The jury verdict against Cognizant, founded in Chennai and now headquartered in New Jersey, came Friday in a class-action lawsuit that revolved around claims the firm abused the H-1B visa process. The visa is intended for workers with specialized skills, and Silicon Valley tech firms rely on it heavily to secure top talent and also to obtain workers for lower-level jobs via Cognizant and other staffing firms.
Three U.S.-born workers described in the lawsuit as “Caucasian” — Vartan Piroumian of California, Christy Palmer of Arizona and Edward Cox of Texas — sued Cognizant in U.S. District Court in Los Angeles in 2017. Another plaintiff described as Caucasian, Jean-Claude Franchitti, a green card holder from France, joined as a plaintiff later.
The lawsuit claimed Cognizant ousted many non-Indian workers by first taking them off projects and “benching” them without work, then keeping them benched until firing them in accordance with a company policy.
Cognizant said Monday it was “disappointed with the verdict” and would appeal.
“We provide equal employment opportunities for all employees and have built a diverse and inclusive workplace that promotes a culture of belonging in which all employees feel valued, are engaged and have the opportunity to develop and succeed,” the company said. “Cognizant does not tolerate discrimination and takes such claims seriously.”
Federal government data show Cognizant obtains H-1B visas for hundreds of Indian citizens to work in Bay Area jobs per year, said Ron Hira, a Howard University professor who studies the visa and testified for the plaintiffs in the lawsuit. Data from 2023 show Cognizant placed H-1B holders at Bay Area employers ranging from Google, Meta and Apple to PG&E, Kaiser Permanente and Walmart.

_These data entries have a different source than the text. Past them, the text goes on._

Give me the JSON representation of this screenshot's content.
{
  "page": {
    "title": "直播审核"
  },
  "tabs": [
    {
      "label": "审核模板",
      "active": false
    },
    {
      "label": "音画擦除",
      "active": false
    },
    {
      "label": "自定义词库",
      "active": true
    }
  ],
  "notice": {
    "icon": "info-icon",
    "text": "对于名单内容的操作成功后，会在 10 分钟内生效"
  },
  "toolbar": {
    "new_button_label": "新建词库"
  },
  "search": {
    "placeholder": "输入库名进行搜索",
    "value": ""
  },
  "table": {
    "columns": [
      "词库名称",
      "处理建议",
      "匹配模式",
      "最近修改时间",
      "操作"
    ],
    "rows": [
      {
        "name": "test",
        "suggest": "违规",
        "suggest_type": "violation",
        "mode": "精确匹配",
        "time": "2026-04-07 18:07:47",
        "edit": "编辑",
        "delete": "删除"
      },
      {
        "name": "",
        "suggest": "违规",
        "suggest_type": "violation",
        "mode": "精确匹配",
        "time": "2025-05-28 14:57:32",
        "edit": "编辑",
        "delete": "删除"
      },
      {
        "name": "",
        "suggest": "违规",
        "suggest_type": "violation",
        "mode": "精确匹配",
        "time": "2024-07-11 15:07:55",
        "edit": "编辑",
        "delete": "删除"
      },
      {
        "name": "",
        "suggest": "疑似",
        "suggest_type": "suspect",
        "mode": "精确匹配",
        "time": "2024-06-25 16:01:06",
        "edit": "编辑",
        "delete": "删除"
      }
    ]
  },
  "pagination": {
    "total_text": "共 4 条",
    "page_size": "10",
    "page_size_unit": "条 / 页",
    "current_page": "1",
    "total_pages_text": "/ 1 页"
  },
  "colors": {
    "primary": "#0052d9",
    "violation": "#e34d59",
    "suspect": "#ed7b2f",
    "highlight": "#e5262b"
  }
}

The H-1B has become a political flashpoint. Critics point to abuses including replacement of U.S. workers by visa holders, while the tech industry lobbies to boost the annual cap on new visas past 85,000.
The most recent research, by the Bay Area Council, showed nearly 60,000 foreign citizens on the H-1B were approved to work for Bay Area companies in 2019. The vast majority are from India.
A company, a company “founded in Chennai,” which is the city “formerly known as Madras, is the capital city of Tamil Nadu, the southernmost state of India. It is the state’s primate city and is located on the Coromandel Coast of the Bay of Bengal.”
So an Indian company gets a foothold into the Silicon Valley HR departments, controls access to the jobs distributed there, and promptly floods all of the corporations with Indians. This is yet another reason why anti-discrimination laws are unjust and need to be abolished on the basis of violating the freedom of association. Discrimination is a good and necessary policy on the part of any employer; one always must discriminate on the basis of competence and agreeability if the operation is to function correctly. If the discrimination is not open and above-board on the part of the natives, it will be subversive and destructive on the part of the invaders.
UPDATE: An informative comment on SG: The company I used to work for hired a “British” CEO. Within a year, 75% of the C suite was Indian, and my whole team was outsourced to India. The stock has tanked 90% in 2 years.